The projects are coming forward because of a provincial government mandate to create more green energy. The Independent Electricity System Operator (IESO) hopes to award enough contracts to generate 300 megawatts of wind energy, 140 megawatts of solar power, 50 megawatts of bioenergy and 75 megawatts of hydro.

The companies have until Sept. 1 to submit bids, with the winning bidders chosen late this year. And while the IESO ultimately picks, each project is scored, and those with municipal support will have a leg up over the others.

The city's planning committee will decide Tuesday which projects, if any, it will support. Lloyd Ferguson, councillor for Ancaster, said he's against the Scotch Block project.

'Fairly quiet rural use'

"It's the wrong place to put it," he said.

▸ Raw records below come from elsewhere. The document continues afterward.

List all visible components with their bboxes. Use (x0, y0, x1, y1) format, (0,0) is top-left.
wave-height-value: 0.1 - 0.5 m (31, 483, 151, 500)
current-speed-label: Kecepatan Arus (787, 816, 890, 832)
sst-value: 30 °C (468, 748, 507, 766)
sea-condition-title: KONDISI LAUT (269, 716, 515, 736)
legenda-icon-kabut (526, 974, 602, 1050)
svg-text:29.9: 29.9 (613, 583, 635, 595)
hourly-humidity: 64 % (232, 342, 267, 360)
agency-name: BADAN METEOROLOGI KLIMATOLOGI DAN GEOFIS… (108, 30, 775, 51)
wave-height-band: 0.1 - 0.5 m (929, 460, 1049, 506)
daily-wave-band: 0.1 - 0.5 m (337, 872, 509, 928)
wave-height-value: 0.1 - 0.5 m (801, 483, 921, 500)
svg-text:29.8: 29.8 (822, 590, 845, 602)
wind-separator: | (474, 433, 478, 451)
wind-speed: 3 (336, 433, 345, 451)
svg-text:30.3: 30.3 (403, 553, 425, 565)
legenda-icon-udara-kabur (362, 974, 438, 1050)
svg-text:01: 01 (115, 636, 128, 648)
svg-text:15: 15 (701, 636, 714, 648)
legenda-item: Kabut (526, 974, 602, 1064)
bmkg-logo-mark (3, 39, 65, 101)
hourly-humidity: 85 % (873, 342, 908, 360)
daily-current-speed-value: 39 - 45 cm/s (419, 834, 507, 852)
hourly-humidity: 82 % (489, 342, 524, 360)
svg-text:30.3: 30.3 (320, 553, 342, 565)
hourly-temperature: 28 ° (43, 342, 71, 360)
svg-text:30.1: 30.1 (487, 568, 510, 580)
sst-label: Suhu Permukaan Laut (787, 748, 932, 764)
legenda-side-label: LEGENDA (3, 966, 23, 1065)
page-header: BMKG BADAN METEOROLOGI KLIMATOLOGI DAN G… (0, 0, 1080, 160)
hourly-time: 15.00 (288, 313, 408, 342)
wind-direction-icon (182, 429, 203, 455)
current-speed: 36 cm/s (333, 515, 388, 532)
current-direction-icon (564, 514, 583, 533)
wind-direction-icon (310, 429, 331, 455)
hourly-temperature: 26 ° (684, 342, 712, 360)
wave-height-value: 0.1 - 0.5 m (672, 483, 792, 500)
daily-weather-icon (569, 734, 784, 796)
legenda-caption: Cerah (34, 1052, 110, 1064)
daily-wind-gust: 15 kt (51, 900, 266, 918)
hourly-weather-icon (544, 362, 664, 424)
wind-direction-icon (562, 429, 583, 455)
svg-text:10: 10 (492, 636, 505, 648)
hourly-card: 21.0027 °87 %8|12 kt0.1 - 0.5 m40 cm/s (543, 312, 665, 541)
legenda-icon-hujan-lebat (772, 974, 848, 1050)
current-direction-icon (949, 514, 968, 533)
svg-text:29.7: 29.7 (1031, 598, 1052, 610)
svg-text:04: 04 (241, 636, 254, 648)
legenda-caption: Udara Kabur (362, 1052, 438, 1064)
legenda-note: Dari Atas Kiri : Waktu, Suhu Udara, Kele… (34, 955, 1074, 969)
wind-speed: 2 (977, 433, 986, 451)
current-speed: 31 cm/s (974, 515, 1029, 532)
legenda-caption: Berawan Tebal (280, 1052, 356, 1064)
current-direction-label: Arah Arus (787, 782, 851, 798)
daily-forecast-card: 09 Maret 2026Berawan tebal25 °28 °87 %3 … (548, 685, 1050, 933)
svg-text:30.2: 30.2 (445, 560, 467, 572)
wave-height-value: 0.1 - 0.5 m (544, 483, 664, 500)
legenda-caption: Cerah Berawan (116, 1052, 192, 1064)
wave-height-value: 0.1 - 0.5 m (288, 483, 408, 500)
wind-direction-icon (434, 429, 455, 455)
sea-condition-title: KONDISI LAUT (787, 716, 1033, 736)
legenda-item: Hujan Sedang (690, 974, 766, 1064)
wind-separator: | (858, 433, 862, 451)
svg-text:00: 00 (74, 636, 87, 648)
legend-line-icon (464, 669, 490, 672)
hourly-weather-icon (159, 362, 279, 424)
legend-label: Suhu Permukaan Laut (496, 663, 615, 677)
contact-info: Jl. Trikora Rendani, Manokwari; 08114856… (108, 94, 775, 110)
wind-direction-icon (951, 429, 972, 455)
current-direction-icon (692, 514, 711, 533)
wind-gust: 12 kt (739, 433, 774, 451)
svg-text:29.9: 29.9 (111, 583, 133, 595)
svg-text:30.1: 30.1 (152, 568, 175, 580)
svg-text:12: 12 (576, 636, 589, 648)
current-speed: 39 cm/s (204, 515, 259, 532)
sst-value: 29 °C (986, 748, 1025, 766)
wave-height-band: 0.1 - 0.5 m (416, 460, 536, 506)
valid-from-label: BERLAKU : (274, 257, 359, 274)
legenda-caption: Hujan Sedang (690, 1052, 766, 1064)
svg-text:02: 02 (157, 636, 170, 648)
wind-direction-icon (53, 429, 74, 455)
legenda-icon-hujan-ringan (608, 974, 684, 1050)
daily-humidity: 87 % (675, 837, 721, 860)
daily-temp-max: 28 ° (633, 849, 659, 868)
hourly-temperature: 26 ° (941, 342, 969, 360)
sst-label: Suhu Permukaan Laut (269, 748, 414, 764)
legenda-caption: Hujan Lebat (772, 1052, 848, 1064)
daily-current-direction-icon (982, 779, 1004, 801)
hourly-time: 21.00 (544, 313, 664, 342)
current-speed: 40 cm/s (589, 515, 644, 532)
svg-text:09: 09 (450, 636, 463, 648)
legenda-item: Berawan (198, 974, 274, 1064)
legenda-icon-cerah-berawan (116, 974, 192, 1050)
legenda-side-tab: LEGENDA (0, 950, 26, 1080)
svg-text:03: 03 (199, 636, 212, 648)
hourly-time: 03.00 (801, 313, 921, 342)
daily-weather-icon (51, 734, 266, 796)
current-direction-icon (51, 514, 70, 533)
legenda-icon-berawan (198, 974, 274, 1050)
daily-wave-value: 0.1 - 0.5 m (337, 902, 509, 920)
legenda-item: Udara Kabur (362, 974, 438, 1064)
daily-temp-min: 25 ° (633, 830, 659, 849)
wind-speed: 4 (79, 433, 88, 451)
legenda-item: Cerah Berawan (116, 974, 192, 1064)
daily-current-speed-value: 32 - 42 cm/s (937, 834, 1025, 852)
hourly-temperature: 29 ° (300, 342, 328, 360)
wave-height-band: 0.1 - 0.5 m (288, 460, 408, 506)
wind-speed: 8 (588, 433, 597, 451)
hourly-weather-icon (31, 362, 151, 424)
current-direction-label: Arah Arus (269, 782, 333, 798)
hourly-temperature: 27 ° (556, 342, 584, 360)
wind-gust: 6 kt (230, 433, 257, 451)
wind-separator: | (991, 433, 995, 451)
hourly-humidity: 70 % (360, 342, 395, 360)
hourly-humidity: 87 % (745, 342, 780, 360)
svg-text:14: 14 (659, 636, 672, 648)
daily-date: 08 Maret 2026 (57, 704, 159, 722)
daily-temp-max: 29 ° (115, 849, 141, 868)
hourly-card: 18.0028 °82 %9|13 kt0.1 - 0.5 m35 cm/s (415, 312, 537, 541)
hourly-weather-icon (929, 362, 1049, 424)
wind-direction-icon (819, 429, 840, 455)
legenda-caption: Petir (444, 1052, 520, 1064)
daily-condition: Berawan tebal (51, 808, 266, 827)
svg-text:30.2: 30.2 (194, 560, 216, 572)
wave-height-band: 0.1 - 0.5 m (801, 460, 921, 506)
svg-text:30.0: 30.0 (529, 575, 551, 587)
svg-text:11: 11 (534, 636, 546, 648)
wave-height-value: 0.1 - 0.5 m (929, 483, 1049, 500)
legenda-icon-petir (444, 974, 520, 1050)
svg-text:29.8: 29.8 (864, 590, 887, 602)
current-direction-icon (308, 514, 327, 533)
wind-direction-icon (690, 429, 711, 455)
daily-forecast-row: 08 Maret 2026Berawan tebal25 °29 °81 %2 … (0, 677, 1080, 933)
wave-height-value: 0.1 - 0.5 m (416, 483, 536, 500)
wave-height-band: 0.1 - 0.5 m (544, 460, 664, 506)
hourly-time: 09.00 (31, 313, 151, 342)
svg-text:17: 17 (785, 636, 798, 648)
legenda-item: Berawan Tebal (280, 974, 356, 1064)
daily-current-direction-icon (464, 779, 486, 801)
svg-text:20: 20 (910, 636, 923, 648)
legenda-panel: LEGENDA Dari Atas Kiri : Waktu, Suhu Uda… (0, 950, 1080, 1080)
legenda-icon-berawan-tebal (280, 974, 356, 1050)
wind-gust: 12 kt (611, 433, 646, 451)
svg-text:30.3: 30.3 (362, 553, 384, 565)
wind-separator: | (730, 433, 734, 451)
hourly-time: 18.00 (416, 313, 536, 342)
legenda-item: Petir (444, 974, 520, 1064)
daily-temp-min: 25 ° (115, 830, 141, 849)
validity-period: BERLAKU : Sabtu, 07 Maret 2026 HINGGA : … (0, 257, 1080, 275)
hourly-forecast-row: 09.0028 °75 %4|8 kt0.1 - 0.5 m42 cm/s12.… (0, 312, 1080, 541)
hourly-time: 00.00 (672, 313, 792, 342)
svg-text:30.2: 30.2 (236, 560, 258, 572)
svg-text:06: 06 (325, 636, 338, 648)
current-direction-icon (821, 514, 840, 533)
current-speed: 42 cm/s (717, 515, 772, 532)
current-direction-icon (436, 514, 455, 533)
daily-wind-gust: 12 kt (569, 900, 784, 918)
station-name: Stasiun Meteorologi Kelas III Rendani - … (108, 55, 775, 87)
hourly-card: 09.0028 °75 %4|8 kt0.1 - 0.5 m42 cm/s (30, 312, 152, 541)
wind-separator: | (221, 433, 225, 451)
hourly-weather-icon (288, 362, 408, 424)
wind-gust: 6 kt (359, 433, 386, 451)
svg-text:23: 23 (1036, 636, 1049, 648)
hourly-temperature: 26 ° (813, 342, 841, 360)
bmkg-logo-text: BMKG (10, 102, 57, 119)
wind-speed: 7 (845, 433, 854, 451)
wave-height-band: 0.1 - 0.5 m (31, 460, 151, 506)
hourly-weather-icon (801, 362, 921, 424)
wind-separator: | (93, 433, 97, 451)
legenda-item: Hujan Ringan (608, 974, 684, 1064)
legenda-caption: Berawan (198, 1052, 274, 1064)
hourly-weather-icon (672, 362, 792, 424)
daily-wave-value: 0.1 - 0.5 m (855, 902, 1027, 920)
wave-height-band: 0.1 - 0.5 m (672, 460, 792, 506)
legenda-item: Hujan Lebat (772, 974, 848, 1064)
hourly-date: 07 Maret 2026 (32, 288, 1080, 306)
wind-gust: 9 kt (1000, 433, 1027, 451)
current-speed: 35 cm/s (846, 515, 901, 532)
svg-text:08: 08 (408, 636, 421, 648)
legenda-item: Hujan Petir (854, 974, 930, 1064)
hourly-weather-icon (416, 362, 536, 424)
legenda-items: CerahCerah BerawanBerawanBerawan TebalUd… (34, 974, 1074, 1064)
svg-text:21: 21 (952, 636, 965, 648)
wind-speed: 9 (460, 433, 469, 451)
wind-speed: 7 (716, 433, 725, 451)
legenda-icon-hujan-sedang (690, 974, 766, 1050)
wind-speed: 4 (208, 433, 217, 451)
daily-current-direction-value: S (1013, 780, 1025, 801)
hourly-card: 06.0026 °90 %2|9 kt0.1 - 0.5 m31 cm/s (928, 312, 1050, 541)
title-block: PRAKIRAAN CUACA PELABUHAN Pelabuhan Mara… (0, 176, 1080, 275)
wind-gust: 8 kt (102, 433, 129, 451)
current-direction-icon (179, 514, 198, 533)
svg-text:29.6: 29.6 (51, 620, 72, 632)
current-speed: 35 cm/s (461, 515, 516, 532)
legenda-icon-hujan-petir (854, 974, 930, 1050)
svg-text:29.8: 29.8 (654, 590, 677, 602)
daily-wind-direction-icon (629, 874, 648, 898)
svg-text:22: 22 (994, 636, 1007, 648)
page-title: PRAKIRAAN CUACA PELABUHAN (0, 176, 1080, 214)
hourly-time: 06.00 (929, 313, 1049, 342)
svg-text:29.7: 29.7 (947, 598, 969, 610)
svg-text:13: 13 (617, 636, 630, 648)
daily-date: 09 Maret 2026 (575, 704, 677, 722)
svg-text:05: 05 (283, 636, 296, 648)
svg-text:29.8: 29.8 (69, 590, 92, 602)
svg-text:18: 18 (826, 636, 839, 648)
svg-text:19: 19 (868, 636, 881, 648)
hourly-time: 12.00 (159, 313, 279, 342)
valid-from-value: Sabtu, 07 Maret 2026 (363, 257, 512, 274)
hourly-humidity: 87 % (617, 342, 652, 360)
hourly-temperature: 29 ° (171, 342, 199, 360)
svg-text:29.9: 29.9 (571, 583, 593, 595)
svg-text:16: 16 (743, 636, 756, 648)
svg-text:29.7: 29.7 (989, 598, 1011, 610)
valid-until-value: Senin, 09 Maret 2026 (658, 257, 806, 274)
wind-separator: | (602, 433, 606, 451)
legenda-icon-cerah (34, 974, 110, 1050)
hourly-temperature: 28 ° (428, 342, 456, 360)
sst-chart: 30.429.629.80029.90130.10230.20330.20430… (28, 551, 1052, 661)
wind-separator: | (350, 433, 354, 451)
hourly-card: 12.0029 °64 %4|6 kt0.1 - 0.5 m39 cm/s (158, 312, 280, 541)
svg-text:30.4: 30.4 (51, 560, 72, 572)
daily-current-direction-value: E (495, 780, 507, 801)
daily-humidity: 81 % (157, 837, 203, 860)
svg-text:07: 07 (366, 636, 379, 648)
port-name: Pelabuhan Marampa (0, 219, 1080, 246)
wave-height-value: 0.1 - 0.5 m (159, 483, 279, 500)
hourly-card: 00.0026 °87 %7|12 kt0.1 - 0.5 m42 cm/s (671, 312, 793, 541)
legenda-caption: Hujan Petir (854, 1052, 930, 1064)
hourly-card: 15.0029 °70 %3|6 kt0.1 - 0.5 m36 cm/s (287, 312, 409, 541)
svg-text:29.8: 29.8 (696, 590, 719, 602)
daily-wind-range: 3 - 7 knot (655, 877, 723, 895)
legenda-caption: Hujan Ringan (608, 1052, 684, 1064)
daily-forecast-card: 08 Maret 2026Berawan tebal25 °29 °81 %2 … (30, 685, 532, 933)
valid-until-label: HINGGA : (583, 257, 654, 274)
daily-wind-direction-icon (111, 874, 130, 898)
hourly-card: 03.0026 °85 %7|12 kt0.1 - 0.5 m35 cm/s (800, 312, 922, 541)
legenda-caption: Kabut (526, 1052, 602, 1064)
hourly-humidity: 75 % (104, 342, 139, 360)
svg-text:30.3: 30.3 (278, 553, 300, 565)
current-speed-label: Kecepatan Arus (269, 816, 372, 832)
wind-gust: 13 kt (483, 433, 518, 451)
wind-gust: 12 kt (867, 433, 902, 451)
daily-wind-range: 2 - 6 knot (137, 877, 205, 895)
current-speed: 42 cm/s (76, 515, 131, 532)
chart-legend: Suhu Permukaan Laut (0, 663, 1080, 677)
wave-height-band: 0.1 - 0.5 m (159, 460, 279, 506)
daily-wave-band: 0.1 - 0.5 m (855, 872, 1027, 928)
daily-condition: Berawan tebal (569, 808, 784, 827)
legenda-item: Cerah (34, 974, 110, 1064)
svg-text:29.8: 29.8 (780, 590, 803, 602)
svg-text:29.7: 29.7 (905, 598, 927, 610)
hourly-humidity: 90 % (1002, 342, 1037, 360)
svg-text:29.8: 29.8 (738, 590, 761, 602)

"It's prime agricultural land. If you're going to build a solar farm, build it on rocky land."

The property, located at 1541 Fiddlers Green Rd., isn't part of the current airport employment growth district (AEGD), some 555 hectares of land approved to attract jobs and growth. It is part of a possible future phase two, Paparella said.

Uwe Roeper hopes to sway councillors with his presentation Tuesday. Roeper, a consultant with Ortech, will advocate for the Oshawa-Danilexa joint venture known as the Scotch Block Solar Farm.

The project is a good transition from farmland to AEGD land, Roeper said.

"It provides a soft transition for the long-term change around the airport," he said. And "this will ensure that this property will not become commercial. It's not going to become a trucking facility. This will keep the property a fairly quiet rural use property."

The company will also be using 44 hectares (110 acres) of land that has been under a power of sale for years, he said. Its current historic home has a leaking roof, and Oshawa-Danilexa will fix it and open it to the public.

Wooden pellets from northern saw mills

The project would have about 45,000 solar panels, each roughly one by two metres in size, Roeper said. That's enough to power about 2,500 homes in Hamilton.

The Mountsberg farm, meanwhile, would see about 60,000 solar panels in leased rural land north of Freelton. Samsung is negotiating 20-year contracts with landowners to determine where to put the three by five-foot panels. The farm would generate 15 to 20 megawatts of electricity.

The company is holding a public meeting on July 7, a few hours after the planning committee meeting.

The Cecil Kalyn biomass project, meanwhile, would be at 97 5th Concession Rd. E. The saw dust from lumber mills in northern Ontario would be turned into pellets and used to generate steam, and then 250 kilowatts of electricity.

Once proposals are accepted, the Ministry of Environment will assess the environmental impact of each one.